What is your main pursuit when mastering?

That the music sounds “cool”. This isn’t for self-satisfaction, and because we’re putting it out into the world as a product, I have my own criteria of how “cool” a song has to sound.

When I joined my first company, the world was still analog.
At the time, my heroes in the world of mastering engineering were the senior engineers in my company, as well as Bernie Grundman in Los Angeles and Ted Jensen in New York. I’d look at my favorite records across genres and see their names everywhere. I noticed they were also responsible for the albums of my favorite jazz fusion artists released by Victor. I was drawn to their work naturally, and must have known instinctively that it was “cool”.

In this pursuit of “cool”, one has to speak of course of the advancement of technology. Companies that make radars for fighter airplanes are now developing audio equipment. Technologies that are everywhere now were astonishing when they were first introduced. We were amazed, saying, “Wow, you can do that?”

I create audio using equalizers and limiters that I’ve kept since the analog years, combining them with the latest digital equipment. In the past, there were sounds I desired to make but couldn’t, technically speaking. All of that is possible now.

Is high-resolution making sounds better?

High-resolution isn’t necessarily making sounds better, as sounds in the natural world have always been super high-resolution. There’s an infinite sound range with uninterrupted frequency characteristics.

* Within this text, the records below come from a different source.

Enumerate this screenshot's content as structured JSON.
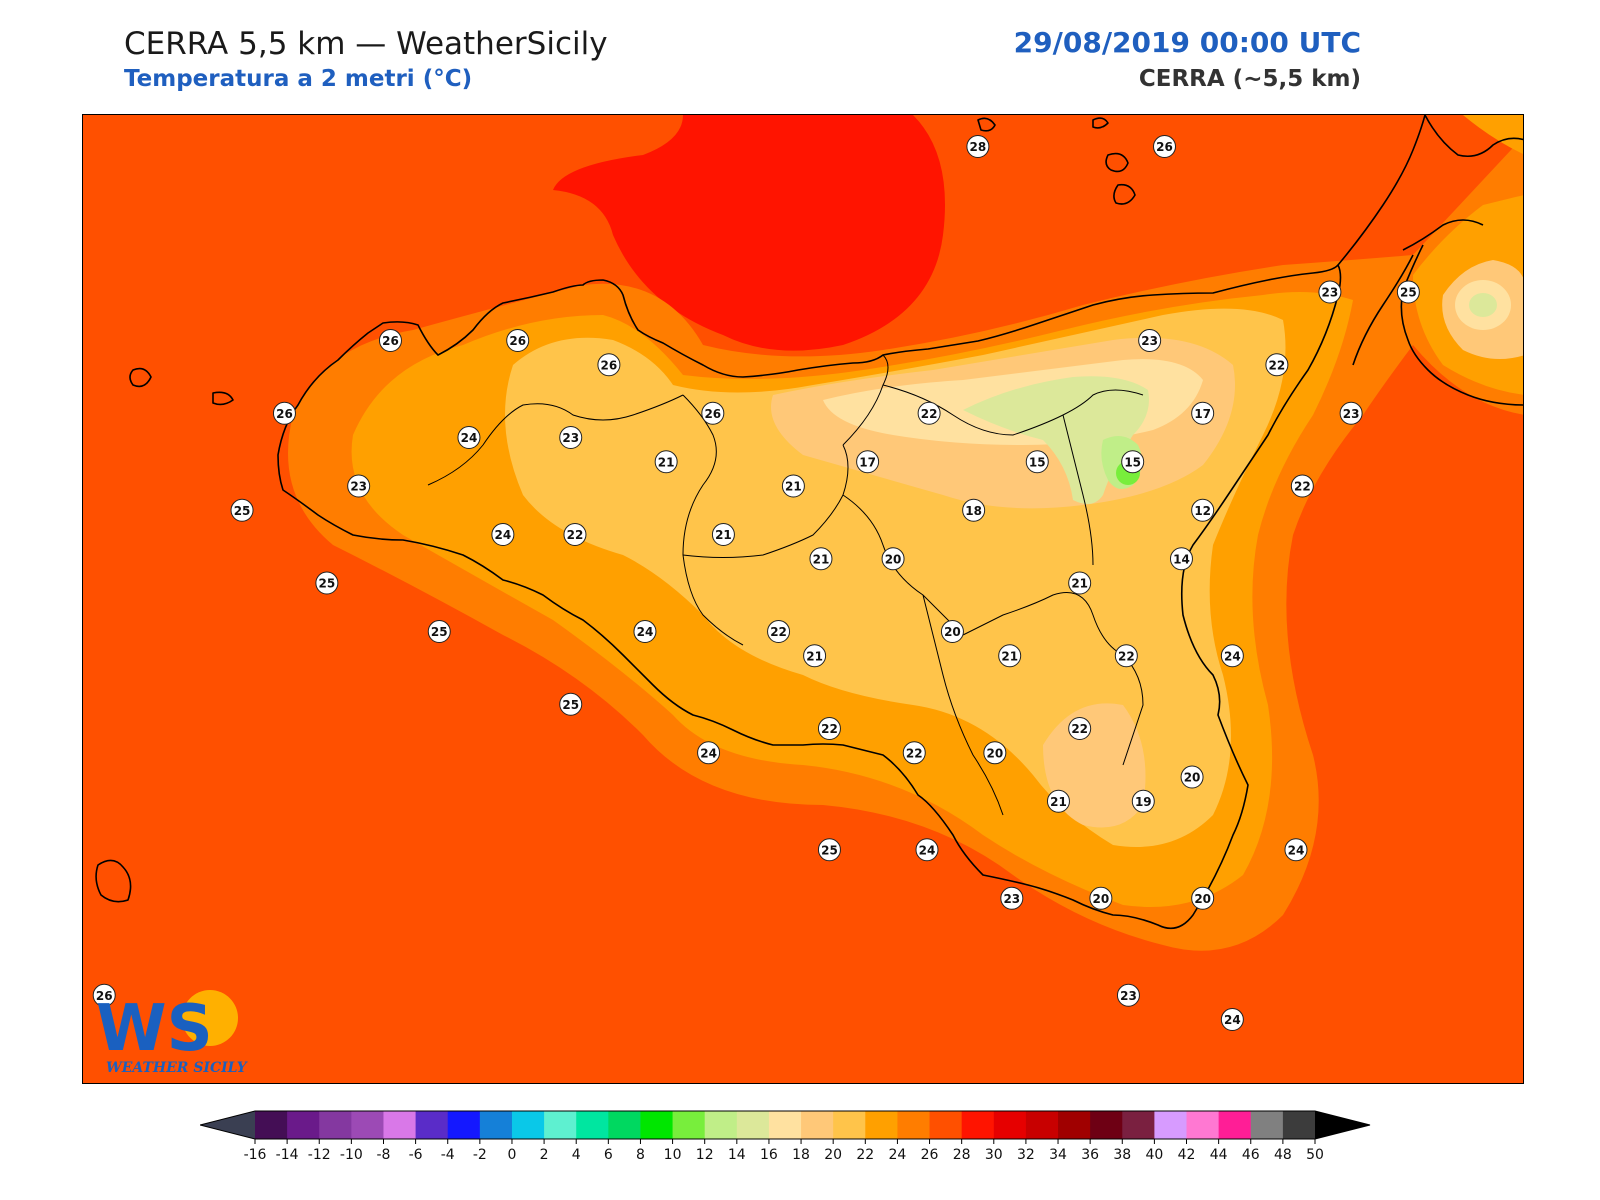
{
  "header": {
    "title": "CERRA 5,5 km — WeatherSicily",
    "subtitle": "Temperatura a 2 metri (°C)",
    "datetime": "29/08/2019 00:00 UTC",
    "model": "CERRA (~5,5 km)"
  },
  "logo": {
    "letters": "WS",
    "name": "WEATHER SICILY",
    "icon": "weather-sicily-logo-icon"
  },
  "colorbar": {
    "ticks": [
      "-16",
      "-14",
      "-12",
      "-10",
      "-8",
      "-6",
      "-4",
      "-2",
      "0",
      "2",
      "4",
      "6",
      "8",
      "10",
      "12",
      "14",
      "16",
      "18",
      "20",
      "22",
      "24",
      "26",
      "28",
      "30",
      "32",
      "34",
      "36",
      "38",
      "40",
      "42",
      "44",
      "46",
      "48",
      "50"
    ],
    "colors": [
      "#440e55",
      "#6a1a8a",
      "#8438a0",
      "#9c4ab5",
      "#d978e8",
      "#5a2cc8",
      "#1418ff",
      "#1580d8",
      "#0ac8e8",
      "#5ef0d0",
      "#00e6a0",
      "#00d860",
      "#00e600",
      "#78ee3c",
      "#c0ee88",
      "#dce89a",
      "#ffe1a0",
      "#ffc878",
      "#ffc44a",
      "#ffa000",
      "#ff7d00",
      "#ff5000",
      "#ff1400",
      "#e60000",
      "#c80000",
      "#a00000",
      "#6e0014",
      "#7a2040",
      "#d79bff",
      "#ff78d2",
      "#ff1e96",
      "#808080",
      "#3c3c3c"
    ],
    "under_color": "#3a3f52",
    "over_color": "#000000"
  },
  "map": {
    "labels": [
      {
        "v": "28",
        "lon": 14.82,
        "lat": 39.37
      },
      {
        "v": "26",
        "lon": 15.7,
        "lat": 39.37
      },
      {
        "v": "26",
        "lon": 12.05,
        "lat": 38.57
      },
      {
        "v": "26",
        "lon": 12.65,
        "lat": 38.57
      },
      {
        "v": "26",
        "lon": 13.08,
        "lat": 38.47
      },
      {
        "v": "26",
        "lon": 11.55,
        "lat": 38.27
      },
      {
        "v": "26",
        "lon": 13.57,
        "lat": 38.27
      },
      {
        "v": "22",
        "lon": 14.59,
        "lat": 38.27
      },
      {
        "v": "23",
        "lon": 15.63,
        "lat": 38.57
      },
      {
        "v": "23",
        "lon": 16.48,
        "lat": 38.77
      },
      {
        "v": "25",
        "lon": 16.85,
        "lat": 38.77
      },
      {
        "v": "22",
        "lon": 16.23,
        "lat": 38.47
      },
      {
        "v": "17",
        "lon": 15.88,
        "lat": 38.27
      },
      {
        "v": "23",
        "lon": 16.58,
        "lat": 38.27
      },
      {
        "v": "24",
        "lon": 12.42,
        "lat": 38.17
      },
      {
        "v": "23",
        "lon": 12.9,
        "lat": 38.17
      },
      {
        "v": "21",
        "lon": 13.35,
        "lat": 38.07
      },
      {
        "v": "17",
        "lon": 14.3,
        "lat": 38.07
      },
      {
        "v": "15",
        "lon": 15.1,
        "lat": 38.07
      },
      {
        "v": "15",
        "lon": 15.55,
        "lat": 38.07
      },
      {
        "v": "23",
        "lon": 11.9,
        "lat": 37.97
      },
      {
        "v": "21",
        "lon": 13.95,
        "lat": 37.97
      },
      {
        "v": "22",
        "lon": 16.35,
        "lat": 37.97
      },
      {
        "v": "25",
        "lon": 11.35,
        "lat": 37.87
      },
      {
        "v": "18",
        "lon": 14.8,
        "lat": 37.87
      },
      {
        "v": "12",
        "lon": 15.88,
        "lat": 37.87
      },
      {
        "v": "24",
        "lon": 12.58,
        "lat": 37.77
      },
      {
        "v": "22",
        "lon": 12.92,
        "lat": 37.77
      },
      {
        "v": "21",
        "lon": 13.62,
        "lat": 37.77
      },
      {
        "v": "21",
        "lon": 14.08,
        "lat": 37.67
      },
      {
        "v": "20",
        "lon": 14.42,
        "lat": 37.67
      },
      {
        "v": "14",
        "lon": 15.78,
        "lat": 37.67
      },
      {
        "v": "25",
        "lon": 11.75,
        "lat": 37.57
      },
      {
        "v": "21",
        "lon": 15.3,
        "lat": 37.57
      },
      {
        "v": "25",
        "lon": 12.28,
        "lat": 37.37
      },
      {
        "v": "24",
        "lon": 13.25,
        "lat": 37.37
      },
      {
        "v": "22",
        "lon": 13.88,
        "lat": 37.37
      },
      {
        "v": "20",
        "lon": 14.7,
        "lat": 37.37
      },
      {
        "v": "21",
        "lon": 14.05,
        "lat": 37.27
      },
      {
        "v": "21",
        "lon": 14.97,
        "lat": 37.27
      },
      {
        "v": "22",
        "lon": 15.52,
        "lat": 37.27
      },
      {
        "v": "24",
        "lon": 16.02,
        "lat": 37.27
      },
      {
        "v": "25",
        "lon": 12.9,
        "lat": 37.07
      },
      {
        "v": "22",
        "lon": 14.12,
        "lat": 36.97
      },
      {
        "v": "22",
        "lon": 15.3,
        "lat": 36.97
      },
      {
        "v": "24",
        "lon": 13.55,
        "lat": 36.87
      },
      {
        "v": "22",
        "lon": 14.52,
        "lat": 36.87
      },
      {
        "v": "20",
        "lon": 14.9,
        "lat": 36.87
      },
      {
        "v": "20",
        "lon": 15.83,
        "lat": 36.77
      },
      {
        "v": "21",
        "lon": 15.2,
        "lat": 36.67
      },
      {
        "v": "19",
        "lon": 15.6,
        "lat": 36.67
      },
      {
        "v": "25",
        "lon": 14.12,
        "lat": 36.47
      },
      {
        "v": "24",
        "lon": 14.58,
        "lat": 36.47
      },
      {
        "v": "24",
        "lon": 16.32,
        "lat": 36.47
      },
      {
        "v": "23",
        "lon": 14.98,
        "lat": 36.27
      },
      {
        "v": "20",
        "lon": 15.4,
        "lat": 36.27
      },
      {
        "v": "20",
        "lon": 15.88,
        "lat": 36.27
      },
      {
        "v": "26",
        "lon": 10.7,
        "lat": 35.87
      },
      {
        "v": "23",
        "lon": 15.53,
        "lat": 35.87
      },
      {
        "v": "24",
        "lon": 16.02,
        "lat": 35.77
      }
    ]
  }
}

When CDs first came out as a new form of media, sounds were digitized, limiting frequencies from here to here.

Compared to analog sounds, CDs were clear of troublesome noise and enjoyed increased articulation, which was a definite plus. But some sounds (frequencies) in the natural world were deemed unnecessary and cut out of the final product. There was criticism that this made it different from “natural” sounds. At the same time, storage capacity of digital media was growing larger by the minute. That made it possible to record and create sounds that were closer to the original sounds. You can really hear the difference between a CD sound and high-resolution sound in the cymbal, for example.

This isn’t limited to high-resolution sounds, but I’m often asked, “How do I improve sound?” Our computers now come with audio samples for drum toms, hi-hat, and bass, for example, which we can blend with the click of a mouse to create instrumentation. Whether it’s a “good” sound, whether instruments heard in jazz and fusion are “good” sounds, or whether live music is “good” is all a matter of personal taste. And with a variety of limitations, it’s hard to say what’s good or bad. Sometimes, “lo-fi” sounds that are rackety or muffled can turn out to make cool music.